The Day I Met Ava Gardner


The Day
I Met
Ava Gardner

poetry by Alan Harawitz

ISBN: 978-0-9600293-6-5

78 pages; 6 x 9; $17.00

Available now


The poem Born Too Late read on The Writer's Almanac

Alan Harawitz has lived in southern Maine for almost ten years, having retired after more than 31 years as a social studies and language arts teacher in the New York City public school system. In the 1960s he wrote about his travels around the United States and Canada for Trailer Life magazine. Widely-published, Alan's poems have been in more than 100 publications including Rattle, Poet Lore, Hanging Loose, Fugue, Pivot, Open Spaces, Pearl, Roanoke Review, California Quarterly, Red Wheelbarrow and Main Street Rag, among others.

 

From the back cover

Alan Harawitz has that eye we think of as necessary for a writer, the eye that takes in the smallest of details, all the while fitting those details into a big picture. Harawitz plunges us into an intensely rich world of the ordinary. The reader gets honest portrayals of his life. It’s work you can trust. It is in these moments of the poem that Harawitz allows flashes of true grace that if we, as individuals, are lucky, will come to recognize and nurture in our own lives.

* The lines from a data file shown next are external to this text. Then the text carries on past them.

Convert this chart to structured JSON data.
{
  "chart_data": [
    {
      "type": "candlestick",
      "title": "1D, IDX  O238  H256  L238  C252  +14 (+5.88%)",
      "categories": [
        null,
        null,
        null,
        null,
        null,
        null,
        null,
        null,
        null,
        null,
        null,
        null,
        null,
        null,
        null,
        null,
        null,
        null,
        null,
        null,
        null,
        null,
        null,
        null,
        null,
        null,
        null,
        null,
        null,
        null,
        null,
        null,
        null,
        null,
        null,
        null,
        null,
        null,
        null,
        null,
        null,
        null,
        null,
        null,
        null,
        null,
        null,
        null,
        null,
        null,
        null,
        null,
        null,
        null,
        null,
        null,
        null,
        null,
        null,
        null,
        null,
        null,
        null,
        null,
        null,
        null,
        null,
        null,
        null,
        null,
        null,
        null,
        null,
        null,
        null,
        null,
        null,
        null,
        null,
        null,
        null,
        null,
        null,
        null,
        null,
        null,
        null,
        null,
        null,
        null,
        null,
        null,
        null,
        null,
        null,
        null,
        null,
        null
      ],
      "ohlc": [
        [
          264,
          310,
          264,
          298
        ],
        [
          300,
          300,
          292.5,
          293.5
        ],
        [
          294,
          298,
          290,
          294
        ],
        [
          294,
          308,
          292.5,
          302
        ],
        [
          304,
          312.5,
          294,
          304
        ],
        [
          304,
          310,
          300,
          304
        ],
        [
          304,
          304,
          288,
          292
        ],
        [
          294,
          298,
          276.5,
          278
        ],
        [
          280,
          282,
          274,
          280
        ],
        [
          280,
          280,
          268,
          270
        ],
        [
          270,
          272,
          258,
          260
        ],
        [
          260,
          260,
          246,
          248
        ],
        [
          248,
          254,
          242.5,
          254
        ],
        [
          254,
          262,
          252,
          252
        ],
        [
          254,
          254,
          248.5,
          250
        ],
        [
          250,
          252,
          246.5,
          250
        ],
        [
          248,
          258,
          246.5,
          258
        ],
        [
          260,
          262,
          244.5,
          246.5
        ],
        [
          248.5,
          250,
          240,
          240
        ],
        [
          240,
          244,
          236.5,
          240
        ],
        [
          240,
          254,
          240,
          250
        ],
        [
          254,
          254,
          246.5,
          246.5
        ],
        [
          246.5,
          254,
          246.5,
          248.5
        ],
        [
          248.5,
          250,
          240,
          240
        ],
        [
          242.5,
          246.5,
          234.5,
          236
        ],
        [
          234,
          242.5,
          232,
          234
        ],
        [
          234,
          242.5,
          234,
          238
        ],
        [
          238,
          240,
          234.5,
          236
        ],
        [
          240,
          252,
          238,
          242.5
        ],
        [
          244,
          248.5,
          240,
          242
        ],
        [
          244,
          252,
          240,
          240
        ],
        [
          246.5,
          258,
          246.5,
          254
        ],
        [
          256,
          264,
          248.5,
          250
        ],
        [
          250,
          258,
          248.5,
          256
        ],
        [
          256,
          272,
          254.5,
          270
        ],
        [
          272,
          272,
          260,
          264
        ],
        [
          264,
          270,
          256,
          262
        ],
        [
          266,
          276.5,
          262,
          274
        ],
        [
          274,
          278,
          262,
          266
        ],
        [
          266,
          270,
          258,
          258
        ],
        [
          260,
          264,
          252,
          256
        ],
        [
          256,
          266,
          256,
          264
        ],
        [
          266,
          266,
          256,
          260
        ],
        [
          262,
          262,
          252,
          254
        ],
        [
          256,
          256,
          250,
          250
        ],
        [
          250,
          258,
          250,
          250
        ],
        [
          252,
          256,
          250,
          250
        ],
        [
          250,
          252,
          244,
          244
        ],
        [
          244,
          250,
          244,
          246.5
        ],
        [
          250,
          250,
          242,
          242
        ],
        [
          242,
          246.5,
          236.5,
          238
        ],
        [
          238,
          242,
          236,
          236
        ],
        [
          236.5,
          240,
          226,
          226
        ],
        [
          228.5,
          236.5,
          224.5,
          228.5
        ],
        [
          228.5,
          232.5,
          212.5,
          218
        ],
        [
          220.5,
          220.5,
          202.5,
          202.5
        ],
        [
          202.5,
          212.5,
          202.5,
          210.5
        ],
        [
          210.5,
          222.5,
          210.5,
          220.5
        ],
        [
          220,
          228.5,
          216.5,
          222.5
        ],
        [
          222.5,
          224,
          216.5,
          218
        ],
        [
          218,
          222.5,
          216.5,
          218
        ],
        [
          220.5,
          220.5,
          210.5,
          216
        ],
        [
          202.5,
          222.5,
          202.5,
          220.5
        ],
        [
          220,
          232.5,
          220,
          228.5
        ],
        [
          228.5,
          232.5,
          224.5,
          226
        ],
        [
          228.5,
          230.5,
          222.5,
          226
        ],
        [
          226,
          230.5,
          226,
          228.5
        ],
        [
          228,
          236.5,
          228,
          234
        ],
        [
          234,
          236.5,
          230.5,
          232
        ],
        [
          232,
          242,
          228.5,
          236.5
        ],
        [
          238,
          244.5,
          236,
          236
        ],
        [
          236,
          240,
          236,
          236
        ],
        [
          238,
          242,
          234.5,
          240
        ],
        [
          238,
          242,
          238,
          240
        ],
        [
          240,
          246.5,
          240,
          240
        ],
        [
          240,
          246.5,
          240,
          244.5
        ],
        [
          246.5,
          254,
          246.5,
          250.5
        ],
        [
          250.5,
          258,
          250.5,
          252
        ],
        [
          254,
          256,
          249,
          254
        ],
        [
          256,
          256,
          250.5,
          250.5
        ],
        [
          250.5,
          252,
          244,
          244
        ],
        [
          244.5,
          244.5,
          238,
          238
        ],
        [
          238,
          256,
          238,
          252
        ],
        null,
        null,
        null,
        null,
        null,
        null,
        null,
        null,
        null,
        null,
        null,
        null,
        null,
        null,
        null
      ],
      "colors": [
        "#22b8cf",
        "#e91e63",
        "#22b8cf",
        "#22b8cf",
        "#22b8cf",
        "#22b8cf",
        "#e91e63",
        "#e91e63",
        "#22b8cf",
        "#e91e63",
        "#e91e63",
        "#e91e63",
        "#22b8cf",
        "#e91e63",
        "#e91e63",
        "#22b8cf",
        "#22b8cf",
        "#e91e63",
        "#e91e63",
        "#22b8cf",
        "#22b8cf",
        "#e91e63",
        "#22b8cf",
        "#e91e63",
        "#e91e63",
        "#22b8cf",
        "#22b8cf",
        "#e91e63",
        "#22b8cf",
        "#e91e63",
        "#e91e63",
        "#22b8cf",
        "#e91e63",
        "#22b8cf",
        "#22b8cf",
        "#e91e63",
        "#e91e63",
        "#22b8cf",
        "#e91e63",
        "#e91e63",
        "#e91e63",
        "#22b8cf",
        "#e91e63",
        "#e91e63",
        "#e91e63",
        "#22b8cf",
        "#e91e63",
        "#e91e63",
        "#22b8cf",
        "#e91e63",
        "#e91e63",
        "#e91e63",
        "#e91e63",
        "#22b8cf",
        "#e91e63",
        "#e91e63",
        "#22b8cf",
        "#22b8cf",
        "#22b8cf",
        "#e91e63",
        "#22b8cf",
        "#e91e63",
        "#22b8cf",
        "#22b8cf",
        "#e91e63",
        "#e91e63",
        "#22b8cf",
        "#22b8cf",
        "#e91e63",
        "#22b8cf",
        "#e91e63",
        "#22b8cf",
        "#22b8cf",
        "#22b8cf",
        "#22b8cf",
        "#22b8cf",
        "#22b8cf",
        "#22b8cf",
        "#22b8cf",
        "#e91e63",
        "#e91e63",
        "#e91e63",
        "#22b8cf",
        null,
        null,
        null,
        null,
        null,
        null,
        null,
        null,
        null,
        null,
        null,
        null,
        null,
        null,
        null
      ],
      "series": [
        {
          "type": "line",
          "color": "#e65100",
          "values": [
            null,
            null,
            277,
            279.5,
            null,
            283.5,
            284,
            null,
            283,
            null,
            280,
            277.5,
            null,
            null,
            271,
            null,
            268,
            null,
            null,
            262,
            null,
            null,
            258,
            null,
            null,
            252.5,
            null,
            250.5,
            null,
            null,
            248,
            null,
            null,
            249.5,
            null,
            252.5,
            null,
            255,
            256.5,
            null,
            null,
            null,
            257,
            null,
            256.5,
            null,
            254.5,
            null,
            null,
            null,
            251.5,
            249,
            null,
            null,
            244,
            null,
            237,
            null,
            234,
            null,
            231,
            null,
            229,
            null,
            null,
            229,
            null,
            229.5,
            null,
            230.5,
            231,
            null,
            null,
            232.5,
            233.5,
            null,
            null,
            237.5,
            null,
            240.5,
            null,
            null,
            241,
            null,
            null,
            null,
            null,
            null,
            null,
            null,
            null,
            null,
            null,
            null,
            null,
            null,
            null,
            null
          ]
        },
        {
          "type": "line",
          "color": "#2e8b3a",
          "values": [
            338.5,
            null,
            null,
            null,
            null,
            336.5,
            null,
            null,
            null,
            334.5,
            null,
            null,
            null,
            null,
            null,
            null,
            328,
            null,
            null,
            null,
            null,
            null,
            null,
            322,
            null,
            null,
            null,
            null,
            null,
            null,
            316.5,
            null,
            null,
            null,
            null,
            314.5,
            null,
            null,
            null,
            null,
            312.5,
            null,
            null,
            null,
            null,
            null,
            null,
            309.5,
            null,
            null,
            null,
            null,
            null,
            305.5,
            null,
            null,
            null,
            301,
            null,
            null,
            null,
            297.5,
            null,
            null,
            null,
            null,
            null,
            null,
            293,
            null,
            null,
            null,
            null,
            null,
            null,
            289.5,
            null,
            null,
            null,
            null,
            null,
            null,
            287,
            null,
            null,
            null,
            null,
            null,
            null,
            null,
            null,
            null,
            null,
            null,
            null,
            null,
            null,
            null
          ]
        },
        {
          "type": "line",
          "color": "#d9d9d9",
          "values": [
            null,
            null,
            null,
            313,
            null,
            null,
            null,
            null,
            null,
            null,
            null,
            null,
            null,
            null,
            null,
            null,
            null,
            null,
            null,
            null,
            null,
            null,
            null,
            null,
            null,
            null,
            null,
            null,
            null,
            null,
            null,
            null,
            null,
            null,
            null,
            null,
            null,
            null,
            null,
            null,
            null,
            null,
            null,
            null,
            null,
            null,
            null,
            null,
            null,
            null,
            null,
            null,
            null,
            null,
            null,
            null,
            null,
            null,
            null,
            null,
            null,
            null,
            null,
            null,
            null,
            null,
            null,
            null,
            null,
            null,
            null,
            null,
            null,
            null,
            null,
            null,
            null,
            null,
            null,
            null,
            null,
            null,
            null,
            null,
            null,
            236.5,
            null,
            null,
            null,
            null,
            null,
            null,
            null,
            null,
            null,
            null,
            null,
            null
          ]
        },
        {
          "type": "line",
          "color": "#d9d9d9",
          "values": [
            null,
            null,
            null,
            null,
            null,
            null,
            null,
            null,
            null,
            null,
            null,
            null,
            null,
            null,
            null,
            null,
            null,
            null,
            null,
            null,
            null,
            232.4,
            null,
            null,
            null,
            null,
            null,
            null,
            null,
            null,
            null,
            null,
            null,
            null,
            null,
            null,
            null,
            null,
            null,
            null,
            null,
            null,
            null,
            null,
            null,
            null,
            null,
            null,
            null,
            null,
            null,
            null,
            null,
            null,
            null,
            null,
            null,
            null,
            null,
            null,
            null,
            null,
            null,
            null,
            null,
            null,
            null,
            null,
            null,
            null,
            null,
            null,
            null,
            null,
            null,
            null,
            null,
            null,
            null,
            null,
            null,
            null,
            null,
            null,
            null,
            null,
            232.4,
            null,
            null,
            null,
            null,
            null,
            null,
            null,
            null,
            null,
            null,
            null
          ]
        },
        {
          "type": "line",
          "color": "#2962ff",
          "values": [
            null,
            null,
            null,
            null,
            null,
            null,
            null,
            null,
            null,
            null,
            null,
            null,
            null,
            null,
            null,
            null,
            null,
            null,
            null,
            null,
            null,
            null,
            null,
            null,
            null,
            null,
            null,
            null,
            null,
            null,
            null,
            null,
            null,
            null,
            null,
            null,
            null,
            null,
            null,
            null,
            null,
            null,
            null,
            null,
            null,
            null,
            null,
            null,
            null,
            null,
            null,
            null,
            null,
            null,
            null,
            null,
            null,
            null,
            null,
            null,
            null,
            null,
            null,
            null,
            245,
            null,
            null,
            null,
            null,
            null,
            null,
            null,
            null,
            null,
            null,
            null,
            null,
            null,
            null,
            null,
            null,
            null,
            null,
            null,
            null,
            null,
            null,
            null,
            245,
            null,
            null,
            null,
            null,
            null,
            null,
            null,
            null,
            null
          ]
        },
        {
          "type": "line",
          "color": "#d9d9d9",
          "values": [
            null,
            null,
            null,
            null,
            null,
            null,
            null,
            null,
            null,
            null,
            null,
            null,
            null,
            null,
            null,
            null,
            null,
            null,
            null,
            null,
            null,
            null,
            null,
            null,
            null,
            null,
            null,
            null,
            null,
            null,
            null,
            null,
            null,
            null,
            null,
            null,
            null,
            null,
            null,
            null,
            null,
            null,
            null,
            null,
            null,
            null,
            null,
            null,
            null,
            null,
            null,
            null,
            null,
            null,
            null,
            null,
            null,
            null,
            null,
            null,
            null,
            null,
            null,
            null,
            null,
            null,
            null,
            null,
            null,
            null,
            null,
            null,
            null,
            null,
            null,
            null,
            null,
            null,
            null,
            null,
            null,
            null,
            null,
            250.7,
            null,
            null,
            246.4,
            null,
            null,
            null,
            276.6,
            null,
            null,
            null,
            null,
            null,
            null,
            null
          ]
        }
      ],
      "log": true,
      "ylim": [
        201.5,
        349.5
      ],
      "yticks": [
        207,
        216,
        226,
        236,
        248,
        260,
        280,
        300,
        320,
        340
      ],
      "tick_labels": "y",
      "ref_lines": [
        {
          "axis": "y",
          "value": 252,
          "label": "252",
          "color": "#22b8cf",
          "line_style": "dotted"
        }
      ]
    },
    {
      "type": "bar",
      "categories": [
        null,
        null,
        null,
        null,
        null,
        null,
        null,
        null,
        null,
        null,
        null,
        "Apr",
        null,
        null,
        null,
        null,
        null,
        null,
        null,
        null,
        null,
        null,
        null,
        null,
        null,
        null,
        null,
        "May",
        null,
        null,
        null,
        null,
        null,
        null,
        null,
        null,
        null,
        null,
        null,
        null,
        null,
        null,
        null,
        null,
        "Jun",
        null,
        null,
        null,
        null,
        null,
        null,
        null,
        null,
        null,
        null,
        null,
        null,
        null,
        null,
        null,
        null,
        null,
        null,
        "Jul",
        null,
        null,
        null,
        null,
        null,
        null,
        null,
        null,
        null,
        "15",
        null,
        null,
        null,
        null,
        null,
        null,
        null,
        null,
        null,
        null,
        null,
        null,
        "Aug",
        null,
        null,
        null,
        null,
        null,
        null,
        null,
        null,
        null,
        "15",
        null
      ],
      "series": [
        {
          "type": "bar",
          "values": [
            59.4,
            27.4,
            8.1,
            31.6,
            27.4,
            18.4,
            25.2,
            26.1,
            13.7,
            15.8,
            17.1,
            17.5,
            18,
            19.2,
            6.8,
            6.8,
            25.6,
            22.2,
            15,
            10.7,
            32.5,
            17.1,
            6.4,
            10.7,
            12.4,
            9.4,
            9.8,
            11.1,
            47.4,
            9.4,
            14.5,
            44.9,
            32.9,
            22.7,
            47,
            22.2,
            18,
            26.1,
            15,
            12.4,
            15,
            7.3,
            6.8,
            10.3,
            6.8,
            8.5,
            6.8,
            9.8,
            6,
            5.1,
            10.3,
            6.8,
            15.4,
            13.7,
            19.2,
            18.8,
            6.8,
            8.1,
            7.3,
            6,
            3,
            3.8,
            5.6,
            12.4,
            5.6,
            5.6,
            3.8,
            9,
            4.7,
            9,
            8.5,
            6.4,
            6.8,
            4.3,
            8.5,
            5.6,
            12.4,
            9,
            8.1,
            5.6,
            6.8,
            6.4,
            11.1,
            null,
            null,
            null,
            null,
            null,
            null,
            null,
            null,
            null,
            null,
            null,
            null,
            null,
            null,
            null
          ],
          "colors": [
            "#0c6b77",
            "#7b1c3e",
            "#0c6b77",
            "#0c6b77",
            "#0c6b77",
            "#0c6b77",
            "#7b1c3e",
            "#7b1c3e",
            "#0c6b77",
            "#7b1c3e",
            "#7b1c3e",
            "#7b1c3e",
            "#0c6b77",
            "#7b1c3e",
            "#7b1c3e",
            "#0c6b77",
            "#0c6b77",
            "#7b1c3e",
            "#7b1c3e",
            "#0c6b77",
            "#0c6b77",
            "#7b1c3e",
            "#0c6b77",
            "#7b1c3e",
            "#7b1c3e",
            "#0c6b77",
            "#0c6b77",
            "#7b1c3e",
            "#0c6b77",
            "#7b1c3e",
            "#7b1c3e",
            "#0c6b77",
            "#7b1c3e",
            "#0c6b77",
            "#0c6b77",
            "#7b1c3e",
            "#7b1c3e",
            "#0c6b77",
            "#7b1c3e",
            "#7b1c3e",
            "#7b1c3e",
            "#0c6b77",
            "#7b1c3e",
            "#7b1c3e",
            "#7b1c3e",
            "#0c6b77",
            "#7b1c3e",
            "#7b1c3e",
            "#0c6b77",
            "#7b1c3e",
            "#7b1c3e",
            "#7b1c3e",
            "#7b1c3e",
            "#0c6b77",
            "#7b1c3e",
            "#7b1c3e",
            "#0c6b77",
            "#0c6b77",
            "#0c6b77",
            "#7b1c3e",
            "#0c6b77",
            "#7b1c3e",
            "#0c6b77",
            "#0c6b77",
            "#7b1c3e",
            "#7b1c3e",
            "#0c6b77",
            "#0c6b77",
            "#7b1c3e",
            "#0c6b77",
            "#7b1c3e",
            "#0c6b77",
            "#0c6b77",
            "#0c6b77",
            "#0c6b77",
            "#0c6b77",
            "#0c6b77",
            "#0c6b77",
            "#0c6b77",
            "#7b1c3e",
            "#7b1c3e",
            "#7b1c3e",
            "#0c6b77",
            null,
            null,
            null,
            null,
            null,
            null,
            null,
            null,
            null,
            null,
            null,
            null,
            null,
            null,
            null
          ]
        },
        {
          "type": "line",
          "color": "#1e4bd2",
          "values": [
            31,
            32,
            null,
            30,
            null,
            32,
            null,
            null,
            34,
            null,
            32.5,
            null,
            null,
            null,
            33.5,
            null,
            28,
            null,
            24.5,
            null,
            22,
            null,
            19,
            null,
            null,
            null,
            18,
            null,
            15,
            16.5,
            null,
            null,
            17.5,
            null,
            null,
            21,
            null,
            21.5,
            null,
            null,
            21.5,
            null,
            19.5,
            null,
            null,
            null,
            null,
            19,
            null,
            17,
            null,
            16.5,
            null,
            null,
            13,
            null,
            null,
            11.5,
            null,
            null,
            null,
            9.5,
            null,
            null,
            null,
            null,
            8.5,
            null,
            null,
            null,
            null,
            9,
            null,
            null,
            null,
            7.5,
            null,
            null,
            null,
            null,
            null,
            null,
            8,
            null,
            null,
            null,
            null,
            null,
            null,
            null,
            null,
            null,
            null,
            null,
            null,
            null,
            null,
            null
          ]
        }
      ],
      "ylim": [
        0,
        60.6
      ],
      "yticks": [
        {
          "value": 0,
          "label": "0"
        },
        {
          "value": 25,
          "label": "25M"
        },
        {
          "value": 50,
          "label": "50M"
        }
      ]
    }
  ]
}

  —Stellasue Lee, Ph. D., Editor Emeritus Rattle, author of Queen of  Jacks, New & Selected Poems

Here is a friend to meet, a poet who captures the kind of thoughts that flash with fresh insight, heart currents out of that nether zone between conscious and unconscious as we drive along a long, open highway, walk the dog or find ourselves eavesdropping a diner booth just behind us. He catches the humor and pathos we miss, or fail to note, in the everyday, swept along as we are by one imposed or imagined urgency or another. In these poems Alan Harawitz grasps what matters, whether on the baseball diamond of Ebbets Field or in a New York delicatessen, not infrequently what we resist and most need.

  —Martin Steingesser, Inaugural Poet Laureate, Portland ME, 2007-09

“A blurb is a short promotional piece accompanying a creative work. It may be written by the author or publisher or quote praise from others.” (Wikipedia) I’m not the author. That’s Alan Harawitz. I’m not the publisher. That’s Deerbrook Editions. I’m not quoting from others. I’m praising. These poems will make you smile, chuckle, laugh out loud, and pause to ponder. Why? Because it’s all here. From the Brooklyn Dodgers to fly fishing in the Catskills. From James Dean to Jerry Seinfeld. From the March on Washington to Google. From a June wedding to a Florida funeral. From Al Jolson to Ava Gardner. Alan Harawitz spills his heart, his soul, his guts in these poems. With an eye for detail, an ear for speech, Harawitz spins his life in America, and as he tells us in “The Art of the Egg Cream,”  “. . . it might help,/ though it’s not absolutely necessary,/ if you’re Jewish.”